You can use this oneliner to get the list of 20 strongest channels:
echo getpwr 3 | nc localhost 3333 | while read line; do n=`echo $line | cut -d " " -f 1`; if [ $(( ( $n - 1 ) % 3 )) -eq 0 ]; then echo $(( ($n - 1) / 3)) `echo $line | cut -d " " -f 2`; fi;done | LANG=C sort -nk 2 | tail -n 20 | cut -d " " -f 1 | tr "\n" ,
Edit enabled channels in tetra-run.sh so they match your channels with the strongest power. Do not enable more than 30 channels per SDR (or change the offset in tetra2.py:128).
If you change the number of channels, you need to change this number in the demodulator too (self.channels).
You can change the loglevel of sds-parser.py in tetra-run.sh to DBG.
If you now run tetra-run.sh, it should work. You should see some GSMTAP traffic on localhost:udp/4729. SDSs should be seen and recordings should pile up in tetra-rec.
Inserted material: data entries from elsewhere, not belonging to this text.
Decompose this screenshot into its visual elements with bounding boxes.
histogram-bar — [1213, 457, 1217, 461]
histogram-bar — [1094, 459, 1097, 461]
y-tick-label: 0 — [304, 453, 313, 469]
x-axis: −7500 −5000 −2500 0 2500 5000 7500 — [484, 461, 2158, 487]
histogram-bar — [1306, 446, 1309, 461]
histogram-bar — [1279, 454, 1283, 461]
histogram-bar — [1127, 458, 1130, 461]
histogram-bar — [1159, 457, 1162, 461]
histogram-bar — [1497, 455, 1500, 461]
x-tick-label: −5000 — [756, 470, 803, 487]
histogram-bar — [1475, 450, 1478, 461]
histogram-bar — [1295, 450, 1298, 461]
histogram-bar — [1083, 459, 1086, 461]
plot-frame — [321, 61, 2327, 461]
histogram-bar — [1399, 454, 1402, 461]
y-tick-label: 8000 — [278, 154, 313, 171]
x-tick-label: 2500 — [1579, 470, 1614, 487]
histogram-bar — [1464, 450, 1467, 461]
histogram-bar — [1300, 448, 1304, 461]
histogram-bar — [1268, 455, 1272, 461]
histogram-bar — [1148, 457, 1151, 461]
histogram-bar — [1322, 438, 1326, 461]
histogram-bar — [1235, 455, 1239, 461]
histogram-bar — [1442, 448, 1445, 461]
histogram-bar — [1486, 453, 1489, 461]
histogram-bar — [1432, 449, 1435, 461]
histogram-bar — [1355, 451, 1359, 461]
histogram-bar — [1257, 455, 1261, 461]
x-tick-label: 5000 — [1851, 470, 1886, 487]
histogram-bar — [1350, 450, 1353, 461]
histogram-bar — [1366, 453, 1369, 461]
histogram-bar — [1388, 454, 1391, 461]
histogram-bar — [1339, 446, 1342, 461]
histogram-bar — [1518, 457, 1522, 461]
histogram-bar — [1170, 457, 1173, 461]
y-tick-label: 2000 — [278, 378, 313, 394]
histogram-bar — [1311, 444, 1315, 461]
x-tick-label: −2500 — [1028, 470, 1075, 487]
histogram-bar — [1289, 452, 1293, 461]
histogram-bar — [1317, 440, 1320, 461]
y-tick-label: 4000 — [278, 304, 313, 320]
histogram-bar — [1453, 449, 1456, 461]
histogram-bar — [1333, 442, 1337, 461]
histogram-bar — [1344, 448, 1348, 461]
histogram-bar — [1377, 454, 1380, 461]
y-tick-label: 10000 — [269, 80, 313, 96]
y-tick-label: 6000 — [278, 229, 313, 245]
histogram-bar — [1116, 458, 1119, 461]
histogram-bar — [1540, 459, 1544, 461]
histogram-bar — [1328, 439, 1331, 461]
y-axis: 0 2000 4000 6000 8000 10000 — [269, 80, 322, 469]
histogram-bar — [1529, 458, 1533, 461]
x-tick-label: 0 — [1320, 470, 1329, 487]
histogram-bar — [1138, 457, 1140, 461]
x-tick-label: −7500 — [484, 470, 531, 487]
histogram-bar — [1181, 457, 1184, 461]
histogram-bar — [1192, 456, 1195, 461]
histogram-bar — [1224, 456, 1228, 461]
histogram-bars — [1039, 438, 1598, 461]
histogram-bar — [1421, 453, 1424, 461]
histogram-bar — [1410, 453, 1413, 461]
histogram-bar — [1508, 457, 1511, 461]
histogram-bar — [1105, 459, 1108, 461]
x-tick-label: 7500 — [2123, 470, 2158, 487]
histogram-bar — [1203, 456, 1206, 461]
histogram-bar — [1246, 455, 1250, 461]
The number in the filename after the timestamp is the timeslot, “o” is the channel and “i” is the SSI (group ID). The SSI is not always correctly recognized because the sniffer does not handle the FDM multiplex correctly.
Use cdp to play these files. Or play the OGG files with any audio player.
Management
It can be useful to check after a day or so which channels produce audio data (ls|grep bz2|cut -d “o” -f 2|cut -d “.” -f 1|sort -n | uniq -c) and change the ones that do not for some new channels.
You may want to add “.timeout 5000” to your ~/.sqliterc.